Entre os vários conteúdos explorados no congresso, Júlio Peixoto destaca os debates sobre diversidade e inclusão na área tecnológica, especialmente os esforços voltados ao aumento da presença feminina na TI. “Além dos trabalhos apresentados, o evento Women in Technology (WIT) foi inspirador. Adorei ouvir histórias de mulheres que atuam no setor, e conhecer iniciativas que promovem maior inclusão. Isso tornou minha participação ainda mais significativa”, compartilha. Ele também elogiou os temas dos trabalhos apresentados, como IA, blockchain e inclusão social, e a troca de experiências com colegas de diferentes regiões.
Planos futuros
O professor Victor Flávio enfatiza a relevância da participação no congresso. “Nosso trabalho foi reconhecido como inovador pelos avaliadores do CSBC. Isso posiciona os alunos como desenvolvedores de tecnologia avançada. É possível que tenham criado algo inédito não só na América Latina, mas em escala global”, afirma.
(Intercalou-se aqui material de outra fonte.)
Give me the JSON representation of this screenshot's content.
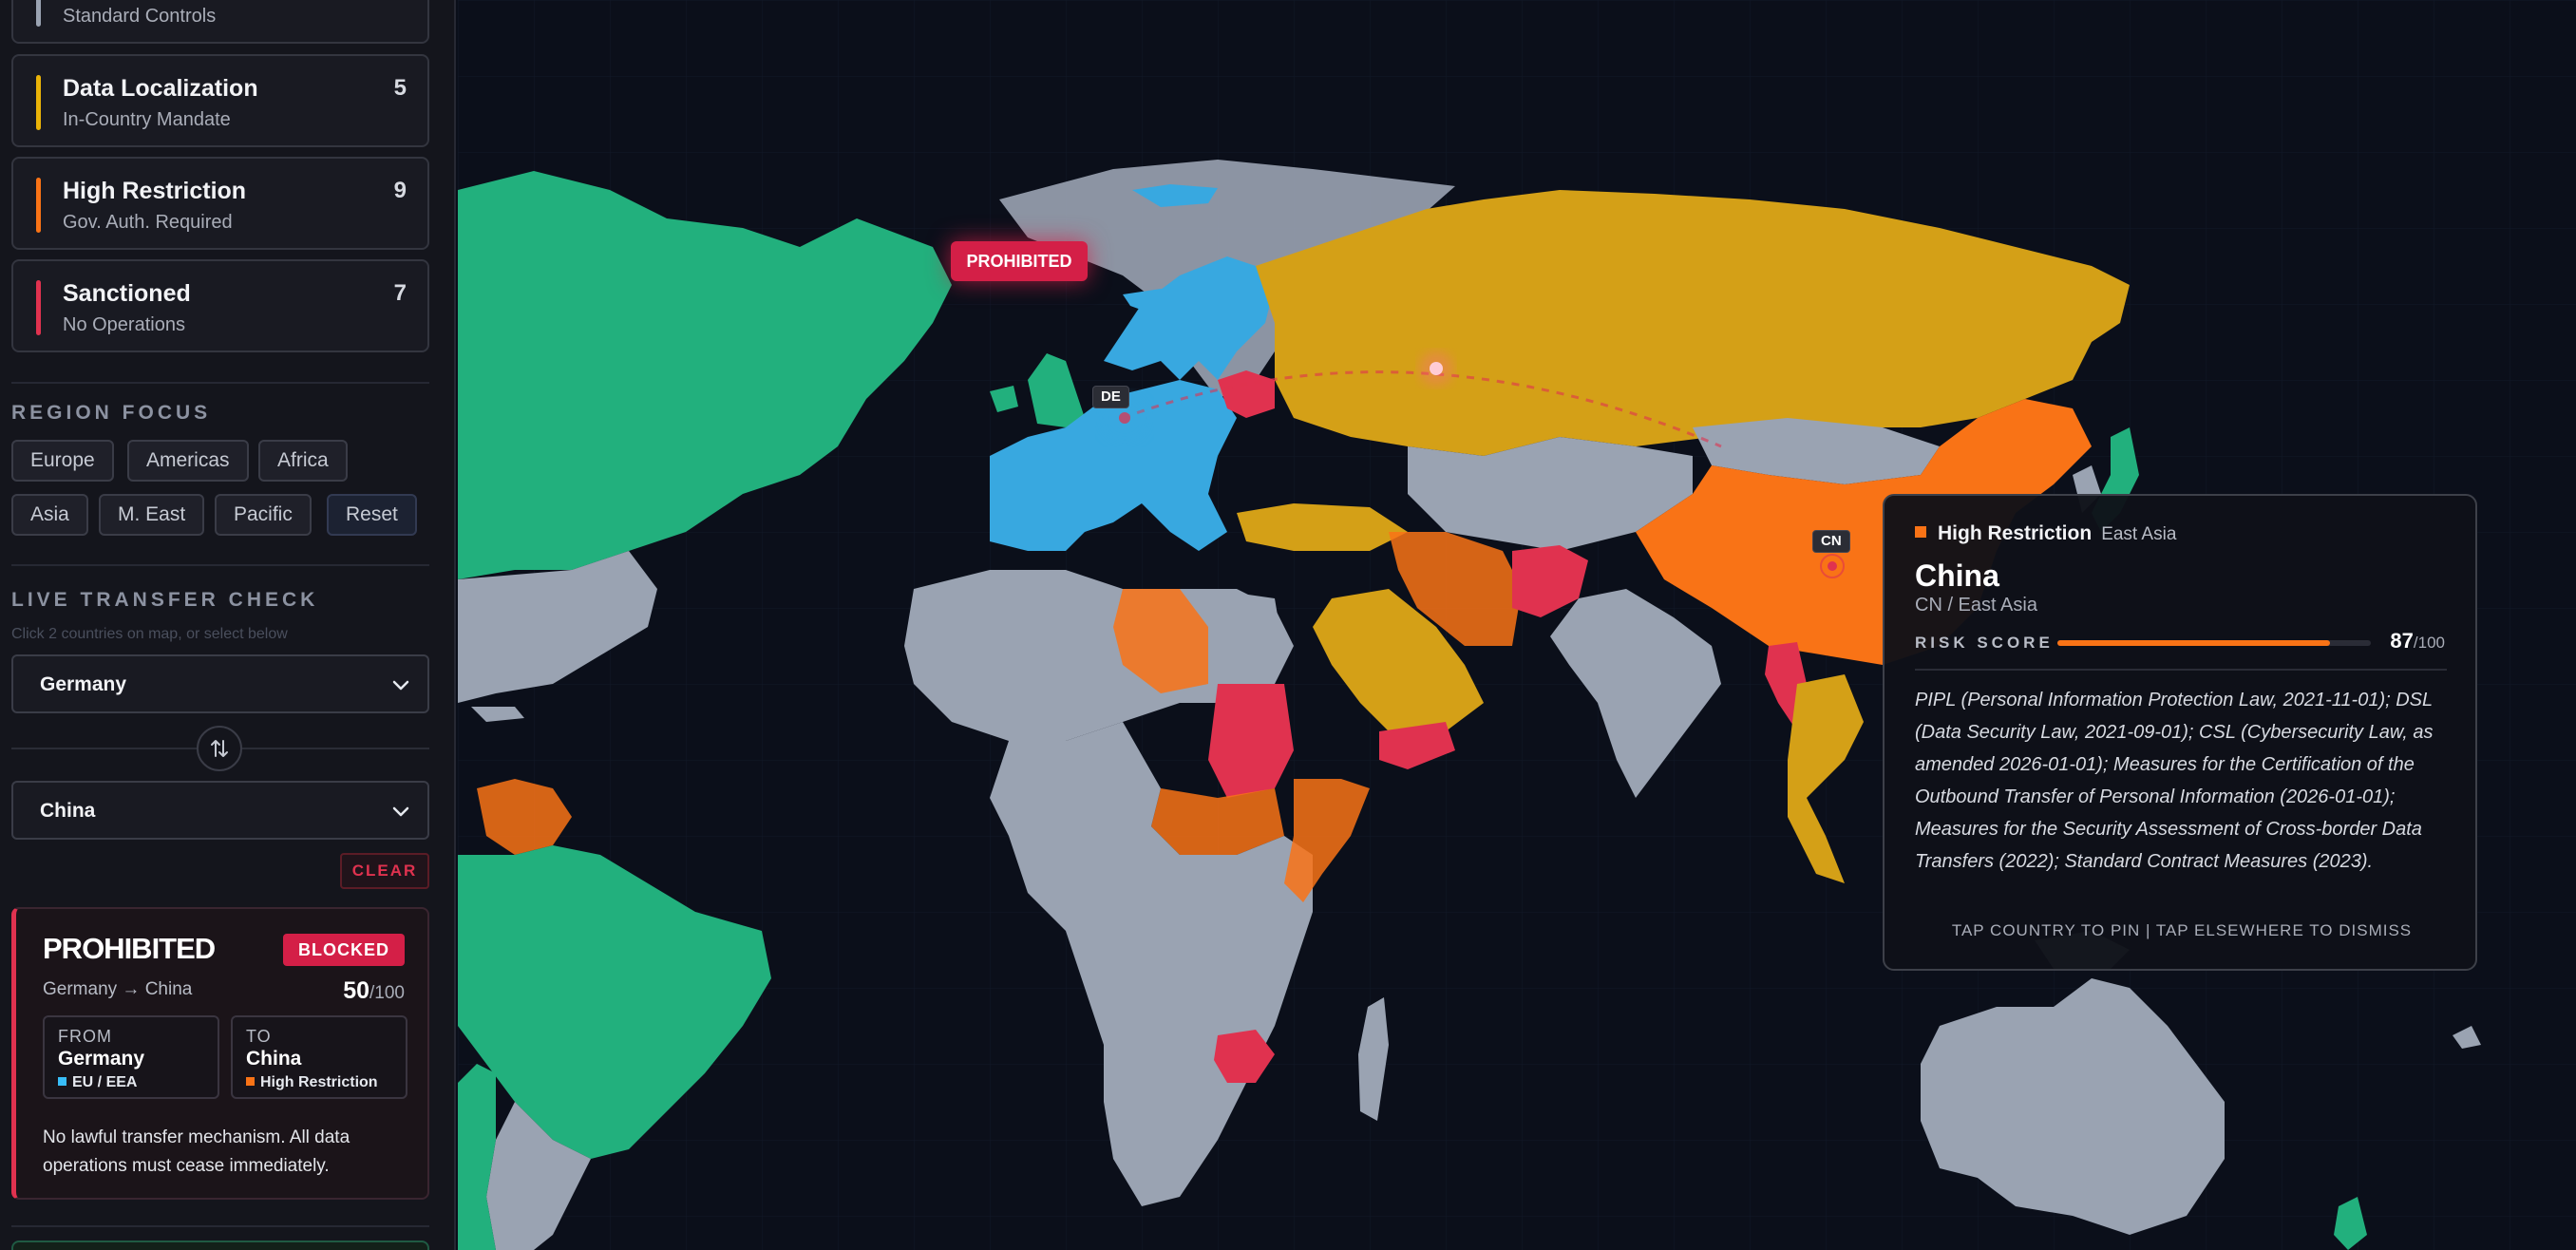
{
  "tiers": [
    {
      "title": "",
      "subtitle": "Standard Controls",
      "count": "",
      "color": "#9aa3b2"
    },
    {
      "title": "Data Localization",
      "subtitle": "In-Country Mandate",
      "count": "5",
      "color": "#eab308"
    },
    {
      "title": "High Restriction",
      "subtitle": "Gov. Auth. Required",
      "count": "9",
      "color": "#f97316"
    },
    {
      "title": "Sanctioned",
      "subtitle": "No Operations",
      "count": "7",
      "color": "#e0324f"
    }
  ],
  "region_focus": {
    "label": "REGION FOCUS",
    "chips": [
      "Europe",
      "Americas",
      "Africa",
      "Asia",
      "M. East",
      "Pacific"
    ],
    "reset": "Reset"
  },
  "transfer": {
    "label": "LIVE TRANSFER CHECK",
    "hint": "Click 2 countries on map, or select below",
    "from_value": "Germany",
    "to_value": "China",
    "clear": "CLEAR"
  },
  "result": {
    "verdict": "PROHIBITED",
    "badge": "BLOCKED",
    "route": "Germany → China",
    "score": "50",
    "score_max": "/100",
    "from_caption": "FROM",
    "from_name": "Germany",
    "from_tag": "EU / EEA",
    "from_color": "#38bdf8",
    "to_caption": "TO",
    "to_name": "China",
    "to_tag": "High Restriction",
    "to_color": "#f97316",
    "note": "No lawful transfer mechanism. All data operations must cease immediately."
  },
  "map": {
    "markers": {
      "de": "DE",
      "cn": "CN"
    },
    "prohibited_label": "PROHIBITED",
    "colors": {
      "standard": "#9aa3b2",
      "localization": "#d4a017",
      "high": "#f97316",
      "sanctioned": "#e0324f",
      "eu": "#38a8e0",
      "adequate": "#22b07d"
    }
  },
  "tooltip": {
    "tier": "High Restriction",
    "region": "East Asia",
    "country": "China",
    "code": "CN / East Asia",
    "risk_label": "RISK SCORE",
    "risk_score": 87,
    "risk_score_text": "87",
    "risk_max": "/100",
    "laws": "PIPL (Personal Information Protection Law, 2021-11-01); DSL (Data Security Law, 2021-09-01); CSL (Cybersecurity Law, as amended 2026-01-01); Measures for the Certification of the Outbound Transfer of Personal Information (2026-01-01); Measures for the Security Assessment of Cross-border Data Transfers (2022); Standard Contract Measures (2023).",
    "hint": "TAP COUNTRY TO PIN | TAP ELSEWHERE TO DISMISS"
  }
}
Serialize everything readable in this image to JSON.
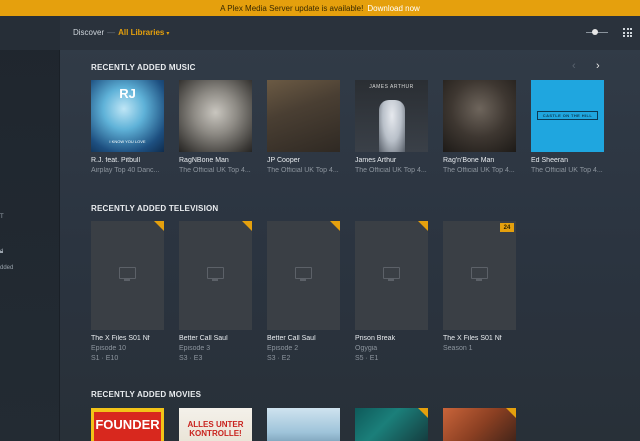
{
  "banner": {
    "text": "A Plex Media Server update is available!",
    "link": "Download now"
  },
  "topbar": {
    "discover": "Discover",
    "separator": "—",
    "library_filter": "All Libraries",
    "caret": "▾"
  },
  "sidebar": {
    "fragments": [
      "T",
      "d",
      "dded"
    ]
  },
  "nav": {
    "prev": "‹",
    "next": "›"
  },
  "sections": {
    "music": {
      "title": "RECENTLY ADDED MUSIC",
      "items": [
        {
          "title": "R.J. feat. Pitbull",
          "subtitle": "Airplay Top 40 Danc...",
          "art_text": "RJ",
          "art_sub": "I KNOW YOU LOVE"
        },
        {
          "title": "RagNBone Man",
          "subtitle": "The Official UK Top 4..."
        },
        {
          "title": "JP Cooper",
          "subtitle": "The Official UK Top 4..."
        },
        {
          "title": "James Arthur",
          "subtitle": "The Official UK Top 4...",
          "art_text": "JAMES ARTHUR"
        },
        {
          "title": "Rag'n'Bone Man",
          "subtitle": "The Official UK Top 4..."
        },
        {
          "title": "Ed Sheeran",
          "subtitle": "The Official UK Top 4...",
          "art_text": "CASTLE ON THE HILL"
        }
      ]
    },
    "television": {
      "title": "RECENTLY ADDED TELEVISION",
      "items": [
        {
          "title": "The X Files S01 Nf",
          "subtitle": "Episode 10",
          "meta": "S1 · E10"
        },
        {
          "title": "Better Call Saul",
          "subtitle": "Episode 3",
          "meta": "S3 · E3"
        },
        {
          "title": "Better Call Saul",
          "subtitle": "Episode 2",
          "meta": "S3 · E2"
        },
        {
          "title": "Prison Break",
          "subtitle": "Ogygia",
          "meta": "S5 · E1"
        },
        {
          "title": "The X Files S01 Nf",
          "subtitle": "Season 1",
          "meta": "",
          "badge": "24"
        }
      ]
    },
    "movies": {
      "title": "RECENTLY ADDED MOVIES",
      "items": [
        {
          "art_text": "FOUNDER"
        },
        {
          "art_text": "ALLES UNTER KONTROLLE!"
        },
        {
          "art_text": ""
        },
        {
          "art_text": ""
        },
        {
          "art_text": ""
        }
      ]
    }
  },
  "colors": {
    "accent": "#e5a00d",
    "background": "#2e3844",
    "topbar": "#2a323c",
    "sidebar": "#1f262e"
  }
}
Segundo Ana Carolina, os retornos recebidos foram extremamente positivos. “As perguntas feitas pela banca estavam totalmente dentro do que havíamos apresentado. O reconhecimento do nosso projeto foi muito gratificante”, relata. Ela inclusive foi convidada para explicar o sistema em um podcast.
O sucesso no evento motivou o grupo a buscar novos caminhos para a iniciativa. O objetivo agora é transformar o sistema em um produto viável. “Já estamos trabalhando para aprimorar a ferramenta e temos planos de publicar artigos, firmar parcerias com profissionais da Psicologia, startups e até registrar uma patente”, adianta João. Júlio, que tem afinidade com empreendedorismo, já imagina uma solução de mercado. “Tenho um protótipo pronto e bastante vontade de levar essa ideia adiante como um negócio”, conclui.